Enero del 2015. El fiscal Alberto Nisman pide al Congreso argentino poder ir a explicar la demanda que presentará contra la expresidenta del país, Cristina Fernández de Kirchner. Pocas horas antes de la comparecencia, Nisman aparece muerto en su casa con un disparo en la cabeza. Hacía tiempo que investigaba un atentado cometido el año 1994 contra intereses judíos en Buenos Aires con un balance de 85 muertos.

La versión oficial habló enseguida de suicidio, pero muchos apostaron desde el primer momento por la versión del asesinato. El fiscal habría descubierto que los autores del atentado de 20 años atrás eran iraníes y que Cristina Kirchner había firmado en 2013 con ellos un pacto secreto para tapar el caso a cambio de impulsar un intercambio comercial de grano argentino por petróleo persa. Y eso era lo que Nisman quería explicar.

Desde aquel momento, la justicia argentina ha estado investigando aquel caso y ahora el juez Julián Ercolini ha presentado un informe de 656 páginas donde sostiene que el gobierno de Cristina Kirckner desvió deliberadamente la atención y el interés hacia la versión del suicidio y que ayudó a tapar el asesinato del fiscal. Paralelamente, el pasado 7 de diciembre, el juez Claudio Bonadio había pedido el desaforamiento y posterior prisión preventiva para "Doña Cristina" por el caso del encubrimiento del atentado iraní. Ambos casos vuelven a coincidir en el espacio y el tiempo.

Pero el objetivo de este artículo no es discutir si es cierto o no que Kirchner tapó el atentado terrorista o si puede ser cierto o no que los servicios secretos argentinos decidieran asesinar a Nisman con la connivencia de Kirchner. No, el caso argentino es el punto de origen de una reflexión comparada sobre la salud de la democracia española.

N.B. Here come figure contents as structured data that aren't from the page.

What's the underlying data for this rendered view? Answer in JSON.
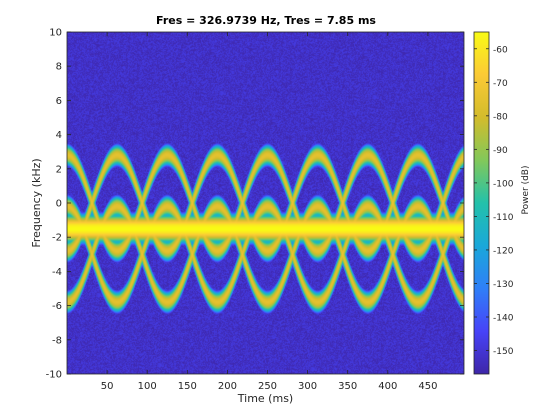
{
  "chart_data": {
    "type": "heatmap",
    "title": "Fres = 326.9739 Hz, Tres = 7.85 ms",
    "xlabel": "Time (ms)",
    "ylabel": "Frequency (kHz)",
    "colorbar_label": "Power (dB)",
    "xlim": [
      0,
      495
    ],
    "ylim": [
      -10,
      10
    ],
    "clim": [
      -157,
      -55
    ],
    "x_ticks": [
      50,
      100,
      150,
      200,
      250,
      300,
      350,
      400,
      450
    ],
    "y_ticks": [
      -10,
      -8,
      -6,
      -4,
      -2,
      0,
      2,
      4,
      6,
      8,
      10
    ],
    "colorbar_ticks": [
      -60,
      -70,
      -80,
      -90,
      -100,
      -110,
      -120,
      -130,
      -140,
      -150
    ],
    "colormap": "parula",
    "colormap_stops": [
      "#3e26a8",
      "#4743f8",
      "#2f7ff8",
      "#1aa8d9",
      "#23c1aa",
      "#82c85a",
      "#d3bc2b",
      "#fbca36",
      "#f9fb15"
    ],
    "noise_floor_db": -152,
    "signal_peak_db": -55,
    "components": [
      {
        "name": "constant tone",
        "frequency_khz": -1.5,
        "power_db": -55
      },
      {
        "name": "sinusoidal FM tone A",
        "center_khz": 0,
        "amplitude_khz": 2.8,
        "period_ms": 125,
        "phase": 0,
        "power_db": -75
      },
      {
        "name": "sinusoidal FM tone B",
        "center_khz": 0,
        "amplitude_khz": 2.8,
        "period_ms": 125,
        "phase": 0.5,
        "power_db": -75
      },
      {
        "name": "sinusoidal FM tone C",
        "center_khz": -3,
        "amplitude_khz": 2.8,
        "period_ms": 125,
        "phase": 0,
        "power_db": -75
      },
      {
        "name": "sinusoidal FM tone D",
        "center_khz": -3,
        "amplitude_khz": 2.8,
        "period_ms": 125,
        "phase": 0.5,
        "power_db": -75
      }
    ]
  }
}
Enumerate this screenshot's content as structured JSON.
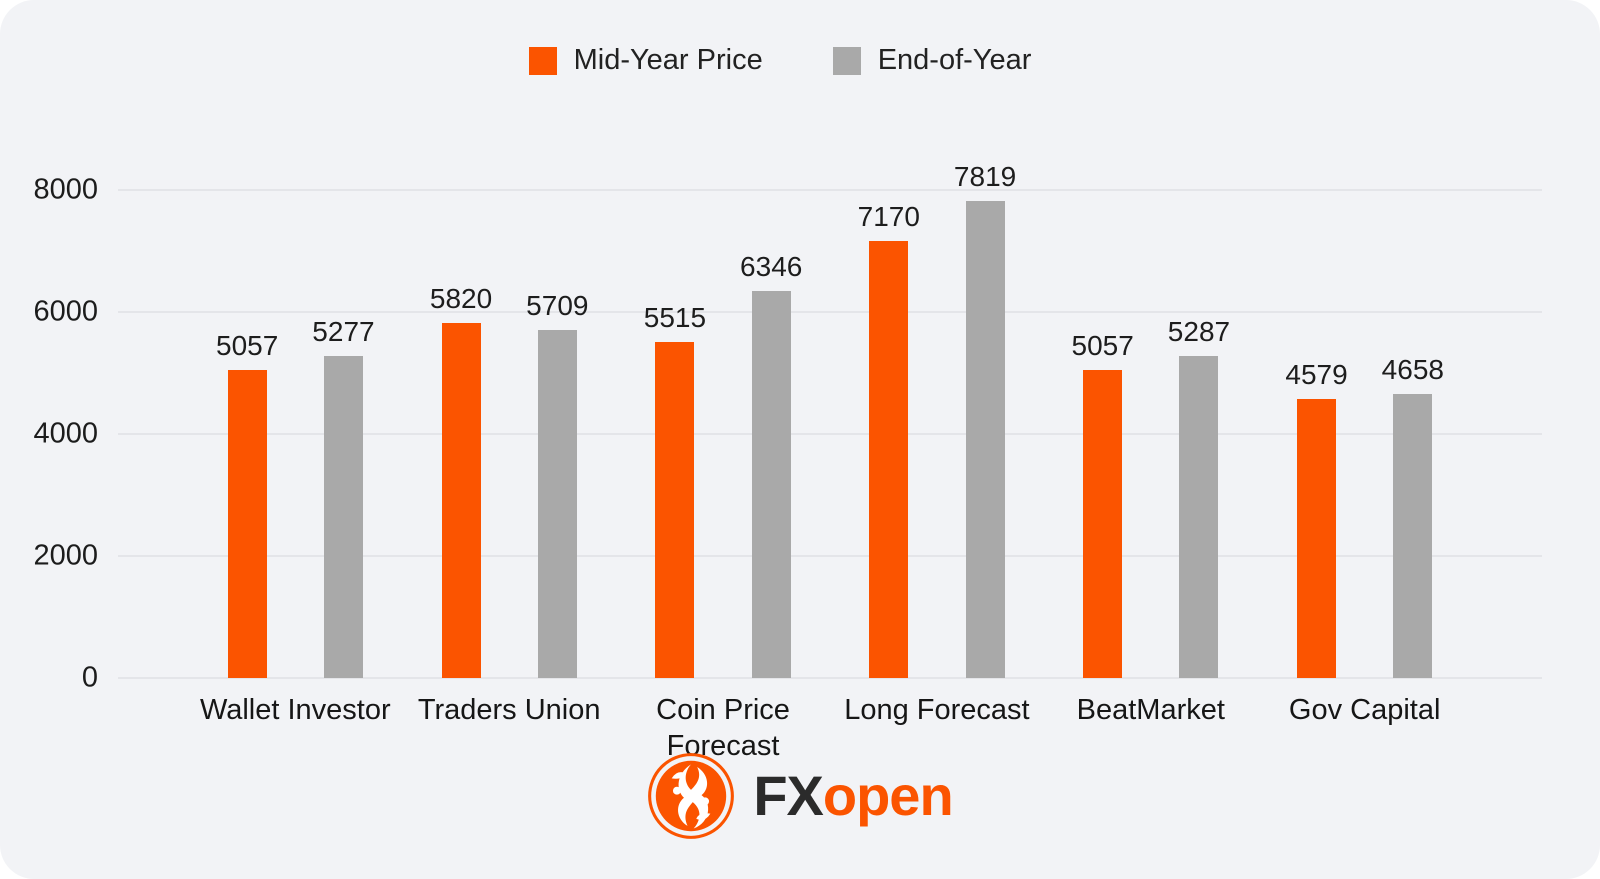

España ha sufrido y sufre varios casos de corrupción política que han servido para imputar y condenar a un montón de gente. Pero siempre ha existido una línea ante la cual todo se ha detenido. Por ejemplo, Iñaki Urdangarin, condenado a seis años y tres meses de prisión por el caso Nóos, está en su casa. Concretamente en Suiza. Jaume Matas, condenado a tres años y ocho meses por el mismo caso, también está en casa. Como lo está Rodrigo Rato y lo estuvo Miguel Blesa, condenados a 4 años y medio y a 6 años, respectivamente, por el Caso de las Tarjetas black. Y con Blesa, su extraño suicidio y apresurada incineración de su cadáver llegamos a la segunda parte de la reflexión: las 10 muertes de personas relacionadas con la corrupción del PP, 7 de ellas implicadas en el Caso Gürtel. Aparte de varios accidentes e incidentes.

Mientras en Argentina se nota un interés por intentar aclarar los casos oscuros, aquí va muriendo gente, ya sea suicidada, teniendo accidentes extraños o sufriendo enfermedades fulminantes, y no se percibe mucha alegría por ir a saber el qué. No estoy diciendo que todo sea fruto de una trama conspiranoica, básicamente porque no tengo pruebas. Pero ¿sabe aquello de la mujer del Cèsar?

Las democracias, entre muchas otras cosas, también tienen que ser transparentes. Y, si la casualidad o la mala suerte provocan situaciones que se van repitiendo en el tiempo y que generan todo tipo de especulaciones sobre el partido que gobierna, al partido que gobierna tendría que faltarle tiempo para dejar su nombre lo más impoluto posible. Y no esto de ahora.

A no ser que la salud real de la democracia española esté tan por debajo de los estándares mínimos que ya ni haya que disimular porque a la gente tanto le da 3 como 30 mil. Si fuera así, resultaría que, una vez más, países como Argentina, Chile, Uruguay o Colombia estarían dando lecciones de dignidad democrática a un Estado que hace años que se los mira con aquella suficiencia de quien se cree superior y que realmente no está para dar lecciones de nada. Ni el Estado ni sus habitantes, a quienes todo les parece bien.